Is Pinkeye Contagious?

Pinkeye, also known as conjunctivitis, is a commonly-occurring inflammation of the conjunctiva; this thin mucosal membrane lines the inner eyelid and the white part of the eye, providing a protective layer. Normally clear and unnoticeable, when it becomes inflamed through irritation or infection, it causes the redness, itching, tearing, and oozing of pinkeye.  You’ve probably heard, since the days of the playground, that it’s highly contagious — and for the most part, that’s true.

The cause of pinkeye affects whether or not it can be spread from one person to another. Pinkeye that’s the result of allergies, with its itchiness and watering, usually clears up once you’re no longer exposed to the allergen, or when you take medication to treat the allergy, and can’t be spread to other people. Similarly, conjunctivitis that is caused by an irritant such as dust, smoke, fumes, chemicals (liquid or in the air), or foreign debris won’t be transmitted to other people — unless they’re exposed to the same substance and it inflames their eye as well.
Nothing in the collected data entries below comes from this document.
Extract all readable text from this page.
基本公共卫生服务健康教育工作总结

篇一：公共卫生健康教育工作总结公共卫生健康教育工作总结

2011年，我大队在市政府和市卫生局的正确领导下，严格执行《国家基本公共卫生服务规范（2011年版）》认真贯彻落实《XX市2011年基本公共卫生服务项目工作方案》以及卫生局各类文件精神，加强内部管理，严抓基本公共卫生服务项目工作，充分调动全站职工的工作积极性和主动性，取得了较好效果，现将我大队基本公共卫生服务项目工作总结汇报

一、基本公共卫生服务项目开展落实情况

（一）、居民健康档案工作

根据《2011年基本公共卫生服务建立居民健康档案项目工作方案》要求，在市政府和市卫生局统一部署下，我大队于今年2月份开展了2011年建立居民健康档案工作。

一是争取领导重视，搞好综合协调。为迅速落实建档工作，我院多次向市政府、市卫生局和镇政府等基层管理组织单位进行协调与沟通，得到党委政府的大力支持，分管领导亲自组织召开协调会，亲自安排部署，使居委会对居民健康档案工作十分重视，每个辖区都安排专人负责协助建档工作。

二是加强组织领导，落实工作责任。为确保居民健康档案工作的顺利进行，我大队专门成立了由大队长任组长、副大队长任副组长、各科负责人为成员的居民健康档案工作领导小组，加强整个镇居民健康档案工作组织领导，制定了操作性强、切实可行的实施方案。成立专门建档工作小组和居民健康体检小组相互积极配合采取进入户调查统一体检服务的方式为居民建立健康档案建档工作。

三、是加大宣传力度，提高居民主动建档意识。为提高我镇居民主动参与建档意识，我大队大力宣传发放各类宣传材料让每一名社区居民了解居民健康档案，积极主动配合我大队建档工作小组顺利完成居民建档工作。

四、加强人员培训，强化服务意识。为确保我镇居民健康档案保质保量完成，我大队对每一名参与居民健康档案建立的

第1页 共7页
On the other hand, viral or bacterial infections can also be the source of pinkeye, and both are highly contagious. Viral infections are usually caused by the same viruses responsible for the common cold, and like with a cold, they just need to run their course — while you try not to pass it along to anyone else. Viral infections are contagious for as long as the symptoms (itching, tearing, oozing, redness) are present; these usually begin to clear up within three days to a week. A bacterial infection, often caused by a staph infection, streptococcus pneumonia, or STD bacteria, can be treated with antibiotics. You’ll be contafious as long as symptoms are present, and even with treatment it’s recommended that you wait a full 24 hours after beginning antibiotics to return to work or school.

Good hygiene is essential to avoid spreading — or contracting — pinkeye. Wash your hands regularly and avoid touching your face, eyes, nose, and mouth, especially if you, or someone around you, is infected or has a cold. Don’t share utensils, washcloths, towels, cups, plates, makeup, or other objects, and wipe down common surfaces such as kitchen or bathroom counters.